Historic and Culinary Landmarks of France

France is famous for many of its historic monuments: Who doesn’t immediately picture the Eiffel Tower or the Arc de Triomphe when they think of Paris, and who hasn’t heard about the Lascaux Cave with its prehistoric paintings? Today they are not only landmarks, but also important witnesses of ages long gone. Depending on their location and their nature, monuments can interact with their environments in very different ways. The maintenance and restoration is a complicated matter that experts in various fields are involved in.

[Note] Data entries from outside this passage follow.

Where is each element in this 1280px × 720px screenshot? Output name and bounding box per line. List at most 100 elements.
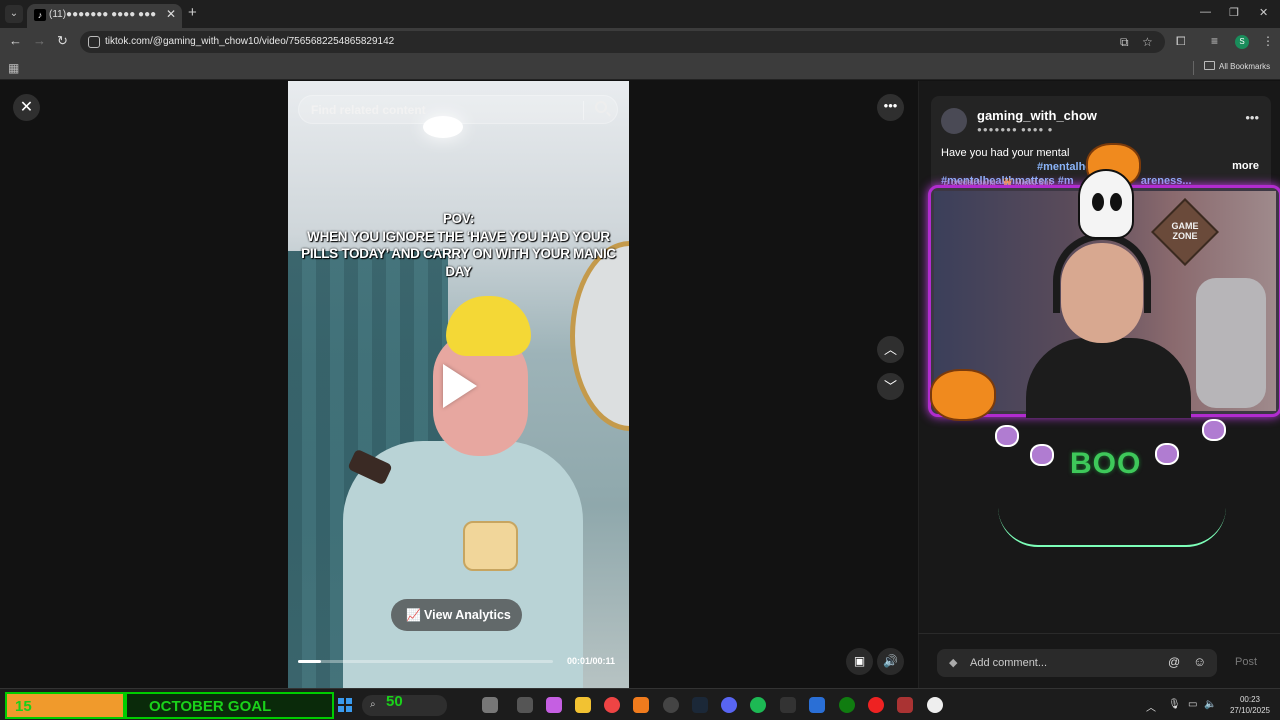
comment-icon: ◆ (949, 657, 958, 669)
windows-start-icon[interactable] (338, 698, 352, 712)
folder-icon[interactable] (1204, 61, 1215, 70)
apps-grid-icon[interactable]: ▦ (8, 61, 19, 75)
new-tab-button[interactable]: + (188, 4, 197, 21)
username[interactable]: gaming_with_chow (977, 108, 1097, 123)
site-info-icon[interactable] (88, 36, 100, 48)
url-text[interactable]: tiktok.com/@gaming_with_chow10/video/756… (105, 36, 394, 47)
skull-icon (995, 425, 1019, 447)
profile-avatar[interactable]: S (1235, 35, 1249, 49)
next-video-button[interactable]: ﹀ (877, 373, 904, 400)
search-input[interactable]: Find related content (311, 103, 426, 117)
bookmarks-bar: ▦ All Bookmarks (0, 56, 1280, 80)
search-icon[interactable] (595, 101, 607, 113)
view-analytics-button[interactable]: 📈 View Analytics (391, 599, 522, 631)
extensions-icon[interactable]: ⧠ (1176, 34, 1186, 49)
progress-bar[interactable] (298, 660, 553, 663)
ghostface-mask-icon (1078, 169, 1134, 239)
streamer-body (1026, 338, 1191, 418)
at-icon[interactable]: @ (1168, 655, 1180, 669)
goal-label-widget: OCTOBER GOAL (125, 692, 334, 719)
tab-close-icon[interactable]: ✕ (166, 7, 176, 21)
previous-video-button[interactable]: ︿ (877, 336, 904, 363)
analytics-icon: 📈 (406, 608, 421, 622)
play-icon[interactable] (443, 364, 477, 408)
comment-input-box[interactable]: ◆ Add comment... @ ☺ (937, 649, 1217, 677)
more-icon: ••• (883, 98, 898, 113)
microphone-icon[interactable]: 🎙 (1168, 699, 1181, 710)
reload-icon[interactable]: ↻ (57, 33, 68, 49)
copilot-icon[interactable] (546, 697, 562, 713)
clock[interactable]: 00:23 27/10/2025 (1225, 694, 1275, 716)
forward-icon[interactable]: → (33, 33, 46, 48)
skull-icon (1155, 443, 1179, 465)
video-frame-toast-print (463, 521, 518, 571)
volume-icon: 🔊 (883, 654, 898, 668)
skull-icon (1202, 419, 1226, 441)
volume-tray-icon[interactable]: 🔈 (1204, 699, 1216, 710)
media-control-icon[interactable]: ≡ (1211, 34, 1218, 48)
tab-search-dropdown[interactable]: ⌄ (5, 5, 23, 23)
more-link[interactable]: more (1232, 160, 1259, 172)
video-time: 00:01/00:11 (567, 656, 616, 666)
comment-input[interactable]: Add comment... (970, 657, 1047, 669)
nickname: ●●●●●●● ●●●● ● (977, 125, 1054, 134)
clock-time: 00:23 (1239, 695, 1261, 704)
goal-count: 15 (15, 698, 32, 715)
xbox-icon[interactable] (839, 697, 855, 713)
app-icon[interactable] (927, 697, 943, 713)
video-frame-hat (446, 296, 531, 356)
video-player[interactable]: Find related content POV: WHEN YOU IGNOR… (288, 81, 629, 688)
spotify-icon[interactable] (750, 697, 766, 713)
comment-area: ◆ Add comment... @ ☺ Post (918, 633, 1280, 688)
restore-icon[interactable]: ❐ (1229, 6, 1239, 19)
boo-text: BOO (1070, 447, 1142, 480)
more-options-button[interactable]: ••• (877, 94, 904, 121)
chevron-down-icon: ﹀ (883, 379, 897, 394)
all-bookmarks-link[interactable]: All Bookmarks (1219, 62, 1270, 71)
menu-kebab-icon[interactable]: ⋮ (1262, 34, 1274, 48)
steam-icon[interactable] (692, 697, 708, 713)
app-icon[interactable] (809, 697, 825, 713)
pip-icon: ▣ (853, 654, 866, 668)
goal-count-widget: 15 (5, 692, 125, 719)
window-close-icon[interactable]: ✕ (1259, 6, 1268, 19)
address-bar[interactable]: tiktok.com/@gaming_with_chow10/video/756… (80, 31, 1165, 53)
discord-icon[interactable] (721, 697, 737, 713)
close-video-button[interactable]: ✕ (13, 94, 40, 121)
file-explorer-icon[interactable] (575, 697, 591, 713)
emoji-icon[interactable]: ☺ (1193, 654, 1206, 669)
app-icon[interactable] (633, 697, 649, 713)
back-icon[interactable]: ← (9, 33, 22, 48)
taskbar-search[interactable]: ⌕ (362, 695, 447, 716)
app-icon[interactable] (482, 697, 498, 713)
webcam-chair (1196, 278, 1266, 408)
bookmark-star-icon[interactable]: ☆ (1142, 35, 1153, 49)
search-separator (583, 101, 584, 120)
app-icon[interactable] (897, 697, 913, 713)
goal-label: OCTOBER GOAL (149, 698, 272, 715)
post-more-icon[interactable]: ••• (1245, 110, 1259, 125)
active-tab[interactable]: ♪ (11)●●●●●●● ●●●● ●●● ✕ (27, 4, 182, 28)
network-icon[interactable]: ▭ (1188, 699, 1197, 710)
tray-chevron-icon[interactable]: ︿ (1146, 699, 1156, 714)
skull-icon (1030, 444, 1054, 466)
related-search-box[interactable]: Find related content (298, 95, 618, 124)
float-player-button[interactable]: ▣ (846, 648, 873, 675)
install-app-icon[interactable]: ⧉ (1120, 35, 1129, 50)
game-zone-text: GAME ZONE (1171, 221, 1199, 241)
app-icon[interactable] (868, 697, 884, 713)
minimize-icon[interactable]: — (1200, 6, 1211, 18)
witch-pumpkin-icon (930, 369, 996, 421)
tab-title: (11)●●●●●●● ●●●● ●●● (49, 9, 157, 20)
post-comment-button[interactable]: Post (1235, 656, 1257, 668)
avatar[interactable] (941, 108, 967, 134)
video-caption: POV: WHEN YOU IGNORE THE ‘HAVE YOU HAD Y… (301, 211, 616, 279)
browser-toolbar: ← → ↻ tiktok.com/@gaming_with_chow10/vid… (0, 28, 1280, 56)
close-icon: ✕ (19, 99, 34, 116)
volume-button[interactable]: 🔊 (877, 648, 904, 675)
chrome-icon[interactable] (604, 697, 620, 713)
analytics-label: View Analytics (424, 608, 511, 622)
obs-icon[interactable] (663, 697, 679, 713)
task-view-icon[interactable] (517, 697, 533, 713)
app-icon[interactable] (780, 697, 796, 713)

Metrohm France application engineer Agnès Millet joined Steven and me to meet with one of these experts: Ann Bourgès, a researcher in the field of stone and earthen materials at the Laboratory for Research on Historic Monuments, or LRMH for short, which is located close to Paris in the town of Champs-sur-Marne. «All monuments react to their environment in one way or another», Ann explains to us. «When a monument exhibits unwanted changes, we have to diagnose what happened to the material and decide on measures to restore the monument, or in some cases to at least maintain its condition to avoid it gets any worse.» In addition to the actual diagnosis and restoration, the LRMH carries out research on the maintenance and restoration of monuments.


Steven and I, fascinated by Ann’s explanation of her work on historic monuments

A Beautifully Hidden Lab

We had some trouble finding the LRMH when we first got there: our GPS sent us directly to the Champs-sur-Marne castle, but we didn’t expect to find any labs in there. It turned out that the LRMH is in fact located in the old stable of the castle, a building hardly less charming than the castle itself.

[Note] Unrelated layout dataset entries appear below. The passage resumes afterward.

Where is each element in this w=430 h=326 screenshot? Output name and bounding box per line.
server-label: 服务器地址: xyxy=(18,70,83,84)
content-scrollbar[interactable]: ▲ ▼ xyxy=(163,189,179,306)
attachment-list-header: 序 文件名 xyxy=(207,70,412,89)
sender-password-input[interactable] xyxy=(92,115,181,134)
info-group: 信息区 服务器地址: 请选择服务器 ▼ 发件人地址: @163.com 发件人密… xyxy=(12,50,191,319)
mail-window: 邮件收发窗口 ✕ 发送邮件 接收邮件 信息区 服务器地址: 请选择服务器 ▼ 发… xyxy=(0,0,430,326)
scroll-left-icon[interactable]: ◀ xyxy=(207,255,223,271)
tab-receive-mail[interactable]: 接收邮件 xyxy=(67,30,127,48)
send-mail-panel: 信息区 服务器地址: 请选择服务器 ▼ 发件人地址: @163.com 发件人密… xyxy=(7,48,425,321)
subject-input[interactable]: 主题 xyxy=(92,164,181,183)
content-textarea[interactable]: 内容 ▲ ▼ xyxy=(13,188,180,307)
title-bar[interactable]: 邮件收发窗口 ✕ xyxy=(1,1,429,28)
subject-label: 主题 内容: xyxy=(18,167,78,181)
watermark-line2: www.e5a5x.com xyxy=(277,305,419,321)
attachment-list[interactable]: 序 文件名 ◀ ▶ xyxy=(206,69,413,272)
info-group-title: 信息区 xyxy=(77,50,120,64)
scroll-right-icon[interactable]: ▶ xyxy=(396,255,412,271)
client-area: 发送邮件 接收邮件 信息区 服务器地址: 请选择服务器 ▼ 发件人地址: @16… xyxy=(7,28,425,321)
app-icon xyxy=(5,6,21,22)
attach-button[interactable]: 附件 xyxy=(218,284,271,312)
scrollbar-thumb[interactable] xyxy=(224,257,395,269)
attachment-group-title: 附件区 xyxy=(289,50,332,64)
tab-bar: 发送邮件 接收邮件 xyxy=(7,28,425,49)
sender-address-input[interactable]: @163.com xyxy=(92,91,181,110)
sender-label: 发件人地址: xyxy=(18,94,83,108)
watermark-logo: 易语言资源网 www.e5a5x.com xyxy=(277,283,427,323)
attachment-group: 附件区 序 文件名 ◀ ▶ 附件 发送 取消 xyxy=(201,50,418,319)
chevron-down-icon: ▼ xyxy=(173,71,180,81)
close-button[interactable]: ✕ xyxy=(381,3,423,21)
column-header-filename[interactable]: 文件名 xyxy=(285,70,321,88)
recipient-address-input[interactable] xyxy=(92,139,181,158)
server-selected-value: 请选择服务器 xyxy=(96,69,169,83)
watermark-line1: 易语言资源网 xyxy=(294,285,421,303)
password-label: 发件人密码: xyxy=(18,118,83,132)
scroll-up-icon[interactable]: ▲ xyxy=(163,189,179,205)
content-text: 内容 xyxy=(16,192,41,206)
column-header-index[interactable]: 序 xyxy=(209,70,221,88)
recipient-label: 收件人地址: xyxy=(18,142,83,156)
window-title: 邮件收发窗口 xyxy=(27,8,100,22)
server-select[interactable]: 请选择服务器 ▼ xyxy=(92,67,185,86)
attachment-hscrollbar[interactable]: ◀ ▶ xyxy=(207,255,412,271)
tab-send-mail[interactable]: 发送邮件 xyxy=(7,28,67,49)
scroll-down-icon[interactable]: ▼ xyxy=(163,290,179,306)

Reproductions of known murals at the LRMH done in various techniques and on various materials to study restoration techniques.

One of the instruments that Ann uses in her daily work is an ion chromatography system from Metrohm. This is used to measure the concentrations of various salts in the monuments’ material. Salts can alter the appearance of monuments, for example through the use of cleaning products. They can also enter porous materials through the ground. Depending on what the monument permits, usually carrot-sized samples are drilled out of the monument, ground, and dissolved in water. The concentrations of compounds like chlorides or sulfates are analyzed in this liquid and compared to reference values for the material. On the basis of analyses like these, the researchers make a diagnosis and prescribe a treatment for the monument, for example, a salt removal. This is not necessarily straightforward, as the monument’s geometry, fragility, etc. have to be taken into account.

Experiencing France Through the Taste Buds

Another cultural aspect that the French take at least as much pride in as their monuments is food. With Steven, I had a guide who really appreciates good food and showed me as many facets of the French culinary world as he could in the limited time I had in Paris and Lyon. This meant not only typical French food, but also international cuisine that has become part of the culinary landscape of France. We had everything from Japanese and Vietnamese to Italian food and typical food from the town of Lyon, which is served in restaurants called bouchons.


The Metrohm team that worked at the Metrohm booth at the Forum Labo exhibition in Lyon having dinner at a typical bouchon Lyonnais. Don’t come here if you’re not very hungry!

Memories from Lyon

Even though my week in France was dominated by rain and clouds, on Thursday, we got lucky and the sun finally broke through for a few hours. We used this time to go on a bicycle tour of Lyon. You’ll find many little details in the streets of Lyon that tell you about its history. For example, Lyon used to have a very strong textile—in particular, silk—industry, which has left its mark on the old town: you will find that the ground floor of the old buildings in Lyon have very high ceilings. They were built this way so that the looms that were used to weave silk would fit. Nowadays, creative minds have turned these buildings into beautiful stores, cafés, or work spaces. Another architectural peculiarity are the traboules, hidden passageways built into buildings of the old town (you’ll only find them if you know where they are, so it’s good to have a local guide like Steven). In the distant past, people used them, for example, to avoid the busy streets when carrying bulky rolls of silk. Later, in World War II, French Resistance fighters used them to get away or hide from the German Gestapo forces.

Today’s Lyon unites this old history and modern architecture and life. The bicycle paths are always filled with people riding the Vélo’v, Lyon’s rental bicycles that are free for rides up to 30 minutes. The cityscape is characterized by the two rivers Rhône and Saône, which merge in Lyon. The piers are meeting points on nice days where people sit together with some beer or wine after work. All of this creates a great atmosphere.